Sou Mateus Claudino, tenho 26 anos, nasci em Cotia-SP, mas moro em Garanhuns-PE desde os meus primeiros anos de vida.

Estou estudando para me tornar um jornalista, profissão que comecei a gostar durante a Copa do Mundo de 2010.

Não foi o esporte que me fez gostar do jornalismo, mas sim o jornalismo que me fez gostar de esportes. Antes de entender as regras do futebol, gostava mais de pesquisar sobre as transmissões esportivas e como eram realizadas.

Com os primeiros dias do Mundial de 2010, vi pela primeira vez uma capa do Jornal Folha de SP. Ao abrir o jornal na sessão de esportes, fiquei ainda mais encantado. Assim, tive o prazer de ter contato com os textos dos colunistas Tostão e PVC, que iniciou no jornal impresso a famosa coluna "prancheta do PVC", onde ele explicava como jogava todos os times da copa.

Desde então, o jornal impresso sempre esteve na minha mochila do colégio. Infelizmente, já não vendem mais jornais impressos com facilidade onde moro, nem mesmo os locais.

Amo jornalismo do jornal impresso por causa da democratização. Quando era mais novo, minha TV sintonizava um número bem limitado de canais, então não fazia ideia da existência de outros canais que falam somente sobre esportes.

Através do jornal impresso aprendi mais sobre visão de jogo e comecei a ter algumas noções dos estilos de jogo utilizado pelos times e seleções. Sem isso, não teria acesso as análises e informações sobre os campeonatos internacionais.

Até hoje lembro de quando soube onde jogava Lionel Messi. Foi através de uma notícia sobre a goleada do Barcelona sobre o Real Madrid por 5 a 0. A partir disso, passei acompanhar o futebol europeu através das folhas dos jornais.

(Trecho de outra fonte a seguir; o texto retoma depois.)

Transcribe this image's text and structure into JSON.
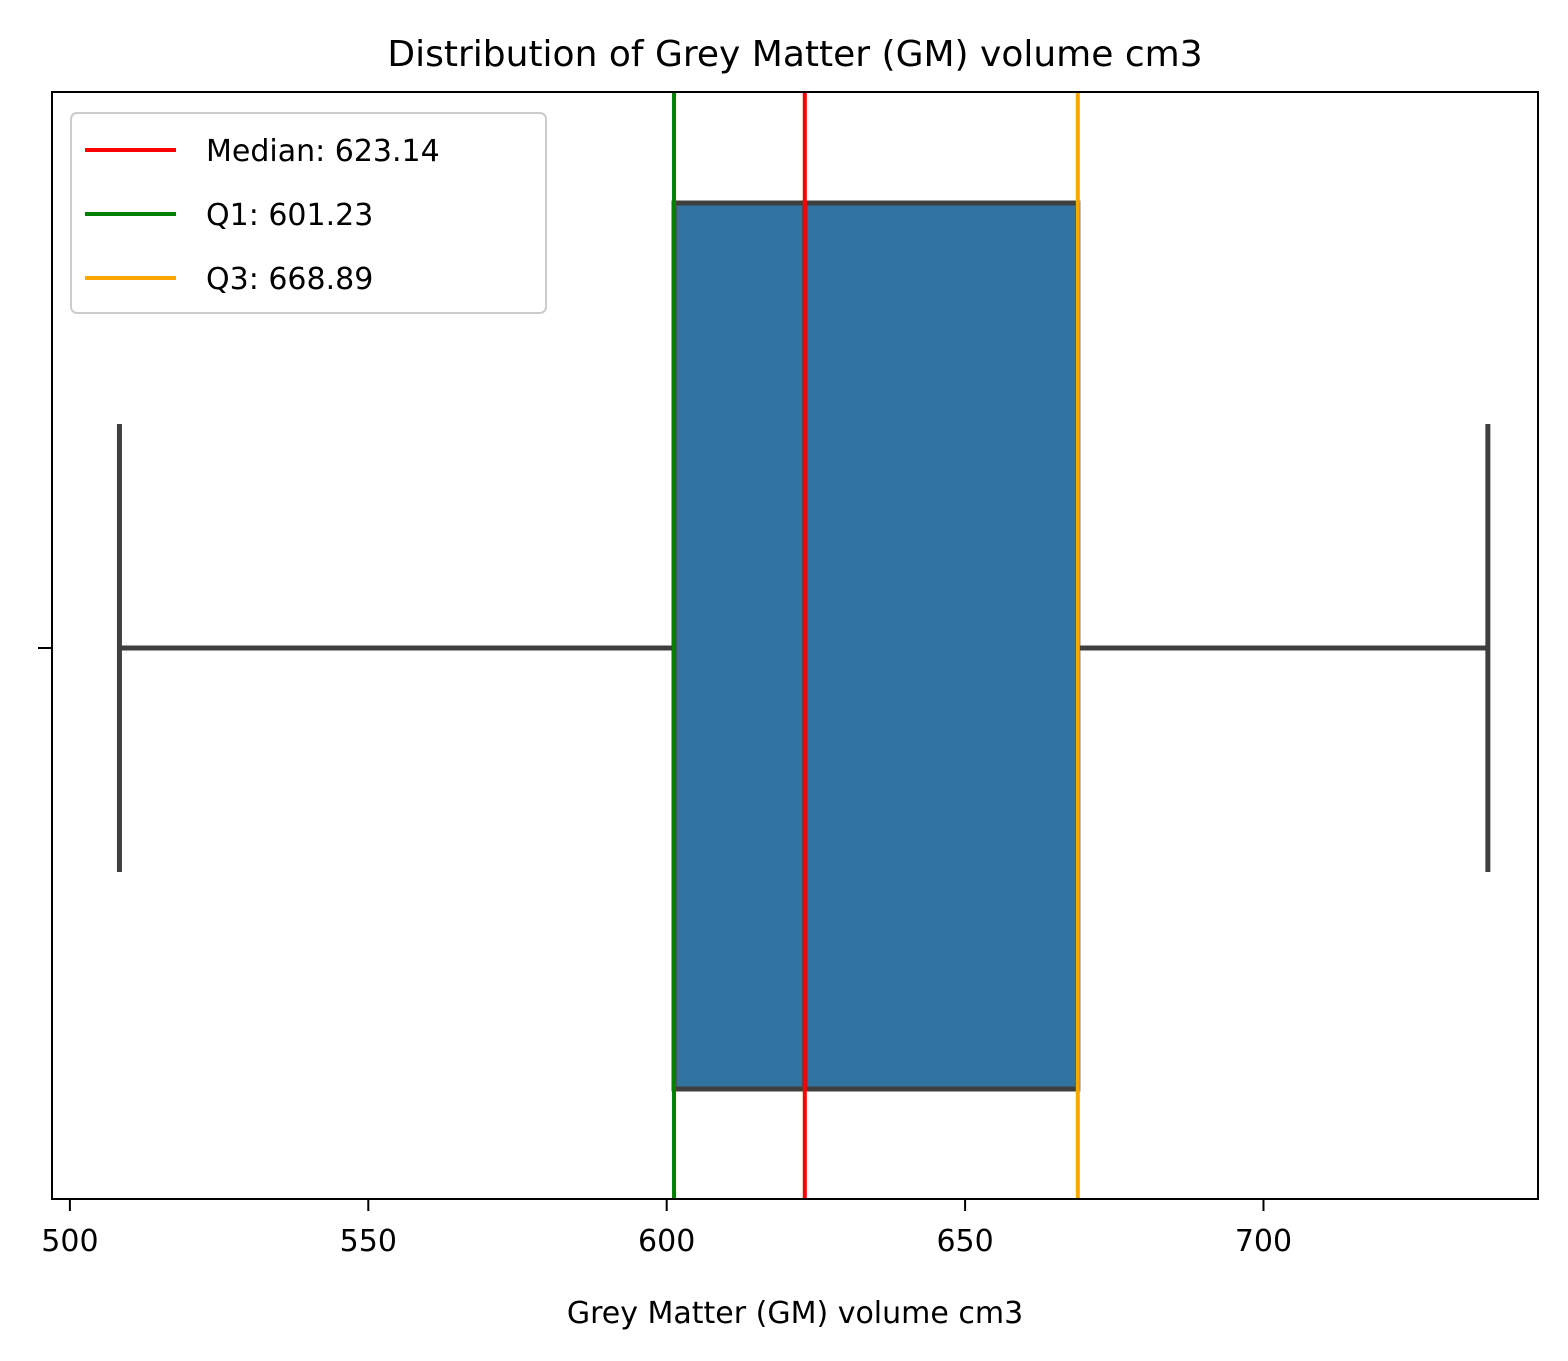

Sempre passei maior parte do tempo com uma revista Placar, que tinha os famosos guias dos campeonatos europeus. Comprava sempre duas por edição quando conseguia, só para poder recortar uma e guardar a outra.

A partir dos meus 11 anos, descobri as maravilhas do rádio. Até hoje gosto de acompanhar transmissões por áudio pq os comentários são diferentes da TV. O comentarista esportivo do rádio precisa explicar o que o ouvinte não está vendo, então isso força muito a observar estilos de jogo e quem está melhor além do resultado.

No ramo do rádio, sou muito fã dos comentaristas Raphael Prates, Gabriel Dudziak, Mário Marra e Michelle Silva. Todos marcaram suas carreiras no grupo Globo de Rádio. Atualmente, Mário Marra saiu do rádio e está somente nos canais ESPN, mas nunca mudou seu estilo.

Além disso, gosto muito de olhar acervos dos jornais. Foi quando comecei a me apaixonar pelos textos de Nelson Rodrigues. Com seus textos, ele foi um dos pioneiros na democratização da emoção através das folhas de jornais. Para aqueles que não conseguiam ir ao estádio, Nelson Rodrigues conseguia exportar a emoção para fora do estádio, mantendo viva a paixão pelos ídolos nacionais.

Por mais que eu tenha saudade de ler jornais, a era digital ajudou a democratizar mais nesse sentido, pois agora não existem só textos online, como também existem podcasts, rádios online e vídeos.

Graças a isso tive a oportunidade de começar a escrever para portais como Torcedores.com e, atualmente Esportes+, ambos de forma voluntária.